The Hessian of $g$ at $x$ is $H(g)(x)=LI-H(f)(x)$ where $I$ denotes the identity matrix. Let $\operatorname{spec}(A)$ denote the eigenvalues of any matrix $A$. Note that $\operatorname{spec}(LI-H(f)(x)) = L-\operatorname{spec}(H(f)(x))$, and since $g$ is convex, $\operatorname{spec}(LI-H(f)(x)) \subset [0,\infty)$, hence $\operatorname{spec}(H(f)(x))\subset (-\infty,L]$. Convexity of $f$ implies the refinement $\operatorname{spec}(H(f)(x))\subset [0,L]$.

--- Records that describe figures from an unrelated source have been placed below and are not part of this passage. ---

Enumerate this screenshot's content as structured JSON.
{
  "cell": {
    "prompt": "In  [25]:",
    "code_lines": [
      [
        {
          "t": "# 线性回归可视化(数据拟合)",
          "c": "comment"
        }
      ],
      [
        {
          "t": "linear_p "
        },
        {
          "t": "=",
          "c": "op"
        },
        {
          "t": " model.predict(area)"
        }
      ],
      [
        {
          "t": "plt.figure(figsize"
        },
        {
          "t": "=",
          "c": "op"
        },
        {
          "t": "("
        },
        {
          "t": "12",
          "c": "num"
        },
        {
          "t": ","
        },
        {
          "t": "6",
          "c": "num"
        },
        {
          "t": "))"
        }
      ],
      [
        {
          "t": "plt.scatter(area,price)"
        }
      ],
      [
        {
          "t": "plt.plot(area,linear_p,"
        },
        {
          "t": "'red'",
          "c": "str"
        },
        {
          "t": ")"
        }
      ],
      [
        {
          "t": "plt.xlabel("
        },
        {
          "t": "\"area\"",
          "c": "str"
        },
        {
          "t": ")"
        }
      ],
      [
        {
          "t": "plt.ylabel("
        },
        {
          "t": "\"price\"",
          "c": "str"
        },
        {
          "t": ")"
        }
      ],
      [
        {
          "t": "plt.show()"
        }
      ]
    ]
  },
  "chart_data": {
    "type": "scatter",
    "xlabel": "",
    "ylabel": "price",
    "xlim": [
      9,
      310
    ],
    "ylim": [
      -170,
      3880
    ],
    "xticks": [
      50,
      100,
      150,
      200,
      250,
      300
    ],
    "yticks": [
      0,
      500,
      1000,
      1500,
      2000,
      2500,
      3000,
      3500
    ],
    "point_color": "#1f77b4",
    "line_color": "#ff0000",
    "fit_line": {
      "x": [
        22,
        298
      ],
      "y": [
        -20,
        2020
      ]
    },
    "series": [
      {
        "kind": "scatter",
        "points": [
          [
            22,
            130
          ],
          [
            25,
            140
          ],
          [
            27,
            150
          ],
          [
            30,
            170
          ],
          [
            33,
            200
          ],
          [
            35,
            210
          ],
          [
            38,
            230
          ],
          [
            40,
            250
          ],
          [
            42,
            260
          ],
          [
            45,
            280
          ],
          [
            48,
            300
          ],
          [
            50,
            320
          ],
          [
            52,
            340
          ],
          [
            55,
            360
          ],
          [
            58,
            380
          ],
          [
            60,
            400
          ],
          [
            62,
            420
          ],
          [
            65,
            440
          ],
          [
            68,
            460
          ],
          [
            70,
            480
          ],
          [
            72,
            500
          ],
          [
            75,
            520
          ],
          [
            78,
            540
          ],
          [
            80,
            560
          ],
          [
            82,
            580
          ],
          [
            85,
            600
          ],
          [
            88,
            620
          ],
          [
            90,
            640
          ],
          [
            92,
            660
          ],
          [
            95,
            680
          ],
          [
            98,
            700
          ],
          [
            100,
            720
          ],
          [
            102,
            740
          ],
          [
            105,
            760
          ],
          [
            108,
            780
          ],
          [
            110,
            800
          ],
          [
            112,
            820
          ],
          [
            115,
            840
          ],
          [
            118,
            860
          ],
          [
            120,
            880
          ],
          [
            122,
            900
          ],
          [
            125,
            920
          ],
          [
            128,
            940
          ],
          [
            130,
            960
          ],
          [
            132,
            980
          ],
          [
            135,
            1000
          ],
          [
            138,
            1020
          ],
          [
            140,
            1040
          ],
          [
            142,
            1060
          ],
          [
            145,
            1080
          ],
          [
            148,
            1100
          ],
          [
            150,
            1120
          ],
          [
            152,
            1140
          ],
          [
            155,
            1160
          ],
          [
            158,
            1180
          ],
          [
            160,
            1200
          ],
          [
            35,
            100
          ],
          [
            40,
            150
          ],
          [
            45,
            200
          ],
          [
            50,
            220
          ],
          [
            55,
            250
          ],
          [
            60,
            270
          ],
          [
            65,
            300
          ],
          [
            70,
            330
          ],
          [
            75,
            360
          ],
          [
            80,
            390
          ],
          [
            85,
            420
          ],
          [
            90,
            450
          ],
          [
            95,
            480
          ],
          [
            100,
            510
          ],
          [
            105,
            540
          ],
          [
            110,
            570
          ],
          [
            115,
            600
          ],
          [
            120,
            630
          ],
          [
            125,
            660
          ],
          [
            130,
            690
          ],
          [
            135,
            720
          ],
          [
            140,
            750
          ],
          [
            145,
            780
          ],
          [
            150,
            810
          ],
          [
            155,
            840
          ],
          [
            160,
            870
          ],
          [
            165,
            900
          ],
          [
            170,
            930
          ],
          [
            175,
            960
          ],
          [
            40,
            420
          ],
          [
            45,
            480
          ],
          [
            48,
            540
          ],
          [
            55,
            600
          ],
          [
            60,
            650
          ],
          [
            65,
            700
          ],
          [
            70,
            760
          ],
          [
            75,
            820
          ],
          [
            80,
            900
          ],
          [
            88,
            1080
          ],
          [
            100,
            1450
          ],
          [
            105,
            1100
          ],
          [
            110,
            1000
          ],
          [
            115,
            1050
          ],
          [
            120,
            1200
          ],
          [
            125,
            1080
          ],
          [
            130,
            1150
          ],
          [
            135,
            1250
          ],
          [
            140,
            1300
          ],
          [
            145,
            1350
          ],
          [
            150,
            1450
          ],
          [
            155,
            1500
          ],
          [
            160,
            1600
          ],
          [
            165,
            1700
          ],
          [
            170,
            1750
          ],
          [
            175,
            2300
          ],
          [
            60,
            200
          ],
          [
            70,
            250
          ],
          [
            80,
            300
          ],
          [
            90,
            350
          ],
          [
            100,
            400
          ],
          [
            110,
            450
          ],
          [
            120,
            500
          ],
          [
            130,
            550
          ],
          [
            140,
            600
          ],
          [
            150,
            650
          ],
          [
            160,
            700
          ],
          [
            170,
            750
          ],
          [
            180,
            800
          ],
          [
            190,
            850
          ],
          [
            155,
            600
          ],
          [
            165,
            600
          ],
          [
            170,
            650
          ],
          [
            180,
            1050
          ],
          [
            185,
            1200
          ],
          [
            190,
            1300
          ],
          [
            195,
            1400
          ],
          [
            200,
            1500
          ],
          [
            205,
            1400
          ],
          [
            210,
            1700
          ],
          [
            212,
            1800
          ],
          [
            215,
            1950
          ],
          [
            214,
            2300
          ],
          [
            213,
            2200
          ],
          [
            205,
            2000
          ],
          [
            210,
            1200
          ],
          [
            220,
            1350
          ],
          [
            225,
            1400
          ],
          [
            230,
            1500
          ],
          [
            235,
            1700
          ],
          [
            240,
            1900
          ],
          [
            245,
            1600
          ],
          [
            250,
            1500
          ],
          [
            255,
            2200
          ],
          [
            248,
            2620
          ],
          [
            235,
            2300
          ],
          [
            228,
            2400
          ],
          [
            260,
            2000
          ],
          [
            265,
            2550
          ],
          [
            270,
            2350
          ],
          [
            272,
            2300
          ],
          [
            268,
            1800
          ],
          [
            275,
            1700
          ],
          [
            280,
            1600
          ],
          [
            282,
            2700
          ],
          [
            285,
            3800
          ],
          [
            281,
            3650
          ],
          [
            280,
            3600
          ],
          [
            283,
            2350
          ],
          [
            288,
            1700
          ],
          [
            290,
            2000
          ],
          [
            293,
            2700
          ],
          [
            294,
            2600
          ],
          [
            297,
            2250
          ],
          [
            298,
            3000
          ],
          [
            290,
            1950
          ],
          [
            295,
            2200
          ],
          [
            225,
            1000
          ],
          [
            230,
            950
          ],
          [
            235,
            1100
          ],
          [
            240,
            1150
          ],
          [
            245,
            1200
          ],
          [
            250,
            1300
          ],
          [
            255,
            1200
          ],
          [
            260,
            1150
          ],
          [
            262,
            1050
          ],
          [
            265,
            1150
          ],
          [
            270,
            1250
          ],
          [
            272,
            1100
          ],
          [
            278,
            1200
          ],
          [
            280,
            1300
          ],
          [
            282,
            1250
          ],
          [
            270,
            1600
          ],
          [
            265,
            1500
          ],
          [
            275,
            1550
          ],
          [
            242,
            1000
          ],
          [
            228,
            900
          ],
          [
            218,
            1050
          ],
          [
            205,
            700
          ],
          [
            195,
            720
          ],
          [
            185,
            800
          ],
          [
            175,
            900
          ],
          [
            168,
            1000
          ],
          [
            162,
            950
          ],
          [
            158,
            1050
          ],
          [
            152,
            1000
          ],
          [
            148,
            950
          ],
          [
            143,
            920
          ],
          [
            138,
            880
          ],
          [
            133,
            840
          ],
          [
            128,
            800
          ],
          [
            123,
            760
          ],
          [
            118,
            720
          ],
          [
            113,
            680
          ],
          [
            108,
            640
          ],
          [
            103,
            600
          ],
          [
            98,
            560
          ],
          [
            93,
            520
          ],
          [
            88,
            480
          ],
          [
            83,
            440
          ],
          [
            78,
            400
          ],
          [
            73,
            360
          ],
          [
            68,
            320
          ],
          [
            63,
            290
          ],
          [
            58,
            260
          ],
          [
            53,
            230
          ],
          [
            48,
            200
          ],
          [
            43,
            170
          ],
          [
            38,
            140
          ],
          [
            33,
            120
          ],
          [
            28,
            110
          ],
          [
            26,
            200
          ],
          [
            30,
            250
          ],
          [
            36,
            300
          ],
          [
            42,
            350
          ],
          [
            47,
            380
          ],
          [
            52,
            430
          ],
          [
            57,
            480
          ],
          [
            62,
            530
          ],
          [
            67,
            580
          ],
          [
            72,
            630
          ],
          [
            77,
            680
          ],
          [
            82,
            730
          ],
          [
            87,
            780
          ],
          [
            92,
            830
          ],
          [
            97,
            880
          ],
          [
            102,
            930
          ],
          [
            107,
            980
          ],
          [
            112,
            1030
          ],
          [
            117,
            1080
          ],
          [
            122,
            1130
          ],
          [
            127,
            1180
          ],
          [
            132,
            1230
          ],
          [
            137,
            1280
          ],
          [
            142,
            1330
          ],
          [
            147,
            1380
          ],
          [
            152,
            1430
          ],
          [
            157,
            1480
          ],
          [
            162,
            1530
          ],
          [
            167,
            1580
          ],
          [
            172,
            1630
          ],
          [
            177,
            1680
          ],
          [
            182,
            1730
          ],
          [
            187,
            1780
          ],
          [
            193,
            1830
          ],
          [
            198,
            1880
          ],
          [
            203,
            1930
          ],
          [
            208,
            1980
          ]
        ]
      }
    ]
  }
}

Let $h:[0,1]\to \mathbb R^n, t\mapsto \nabla(f)(x+t(y-x))$. $h$ is differentiable and $$\begin{aligned}\|h'(t)\|_2=\|H(f)(x+t(y-x))(y-x)\|_2 &\leq \max \left[\operatorname{spec}(H(f)(x+t(y-x)))\right] \|y-x\|_2\\ &\leq L \|y-x\|_2 \end{aligned} $$
The mean value inequality for vector-valued functions yields $\|h(1)-h(0)\|\leq L \|y-x\|_2$, hence the claim.